Organic-inorganic layered perovskites are two-dimensional quantum wells with layers of lead-halide octahedra stacked between organic ligand barriers. The combination of their dielectric confinement and ionic sublattice results in excitonic excitations with substantial binding energies that are strongly coupled to the surrounding soft, polar lattice. However, the ligand environment in layered perovskites can significantly alter their optical properties due to the complex dynamic disorder of soft perovskite lattice. Here, we observe the dynamic disorder through phonon dephasing lifetimes initiated by ultrafast photoexcitation employing high-resolution resonant impulsive stimulated Raman spectroscopy of a variety of ligand substitutions. We demonstrate that vibrational relaxation in layered perovskite formed from flexible alkyl-amines as organic barriers is fast and relatively independent of the lattice temperature.

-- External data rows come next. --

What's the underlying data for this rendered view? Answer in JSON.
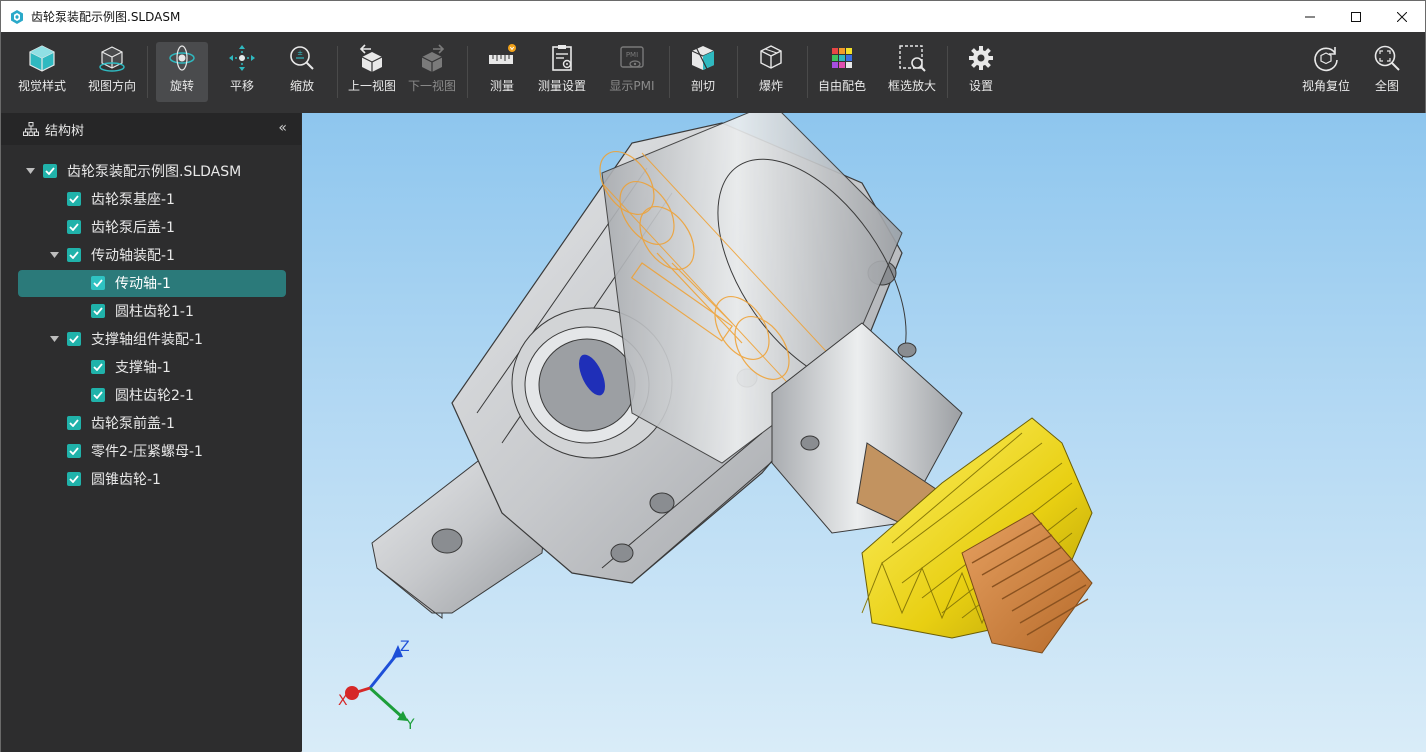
{
  "window": {
    "title": "齿轮泵装配示例图.SLDASM",
    "controls": [
      "minimize",
      "maximize",
      "close"
    ]
  },
  "toolbar": {
    "items": [
      {
        "label": "视觉样式",
        "icon": "cube-style-icon",
        "state": "normal"
      },
      {
        "label": "视图方向",
        "icon": "view-direction-icon",
        "state": "normal"
      },
      {
        "label": "旋转",
        "icon": "rotate-icon",
        "state": "active"
      },
      {
        "label": "平移",
        "icon": "pan-icon",
        "state": "normal"
      },
      {
        "label": "缩放",
        "icon": "zoom-icon",
        "state": "normal"
      },
      {
        "label": "上一视图",
        "icon": "previous-view-icon",
        "state": "normal"
      },
      {
        "label": "下一视图",
        "icon": "next-view-icon",
        "state": "disabled"
      },
      {
        "label": "测量",
        "icon": "measure-icon",
        "state": "normal"
      },
      {
        "label": "测量设置",
        "icon": "measure-settings-icon",
        "state": "normal"
      },
      {
        "label": "显示PMI",
        "icon": "pmi-icon",
        "state": "disabled"
      },
      {
        "label": "剖切",
        "icon": "section-icon",
        "state": "normal"
      },
      {
        "label": "爆炸",
        "icon": "explode-icon",
        "state": "normal"
      },
      {
        "label": "自由配色",
        "icon": "color-palette-icon",
        "state": "normal"
      },
      {
        "label": "框选放大",
        "icon": "box-zoom-icon",
        "state": "normal"
      },
      {
        "label": "设置",
        "icon": "gear-icon",
        "state": "normal"
      }
    ],
    "right_items": [
      {
        "label": "视角复位",
        "icon": "reset-view-icon"
      },
      {
        "label": "全图",
        "icon": "zoom-fit-icon"
      }
    ],
    "pmi_badge": "PMI"
  },
  "sidebar": {
    "title": "结构树",
    "collapse_glyph": "«",
    "tree": [
      {
        "label": "齿轮泵装配示例图.SLDASM",
        "level": 0,
        "expanded": true,
        "checked": true
      },
      {
        "label": "齿轮泵基座-1",
        "level": 1,
        "checked": true
      },
      {
        "label": "齿轮泵后盖-1",
        "level": 1,
        "checked": true
      },
      {
        "label": "传动轴装配-1",
        "level": 1,
        "expanded": true,
        "checked": true
      },
      {
        "label": "传动轴-1",
        "level": 2,
        "checked": true,
        "selected": true
      },
      {
        "label": "圆柱齿轮1-1",
        "level": 2,
        "checked": true
      },
      {
        "label": "支撑轴组件装配-1",
        "level": 1,
        "expanded": true,
        "checked": true
      },
      {
        "label": "支撑轴-1",
        "level": 2,
        "checked": true
      },
      {
        "label": "圆柱齿轮2-1",
        "level": 2,
        "checked": true
      },
      {
        "label": "齿轮泵前盖-1",
        "level": 1,
        "checked": true
      },
      {
        "label": "零件2-压紧螺母-1",
        "level": 1,
        "checked": true
      },
      {
        "label": "圆锥齿轮-1",
        "level": 1,
        "checked": true
      }
    ]
  },
  "viewport": {
    "axes": {
      "x": "X",
      "y": "Y",
      "z": "Z"
    },
    "colors": {
      "x_axis": "#d62828",
      "y_axis": "#1c9e3a",
      "z_axis": "#1d4fd8",
      "bevel_gear": "#f2dc1a",
      "shaft": "#d98a3a",
      "housing": "#c8cacc"
    }
  },
  "theme": {
    "accent": "#20b2aa",
    "selected_row": "#2b7a7a",
    "toolbar_bg": "#333334"
  }
}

Relaxation in aromatic amine based layered perovskite is slower, though still fast relative to pure inorganic lead bromide lattices, with a rate that is temperature dependent. Using molecular dynamics simulations, we explain the fast rates of relaxation by quantifying the large anharmonic coupling of the optical modes with the ligand layers and rationalize the temperature independence due to their amorphous packing. This work provides a molecular and time-domain depiction of the relaxation of nascent optical excitations and opens opportunities to understand how they couple to the complex layered perovskite lattice, elucidating design principles for optoelectronic devices.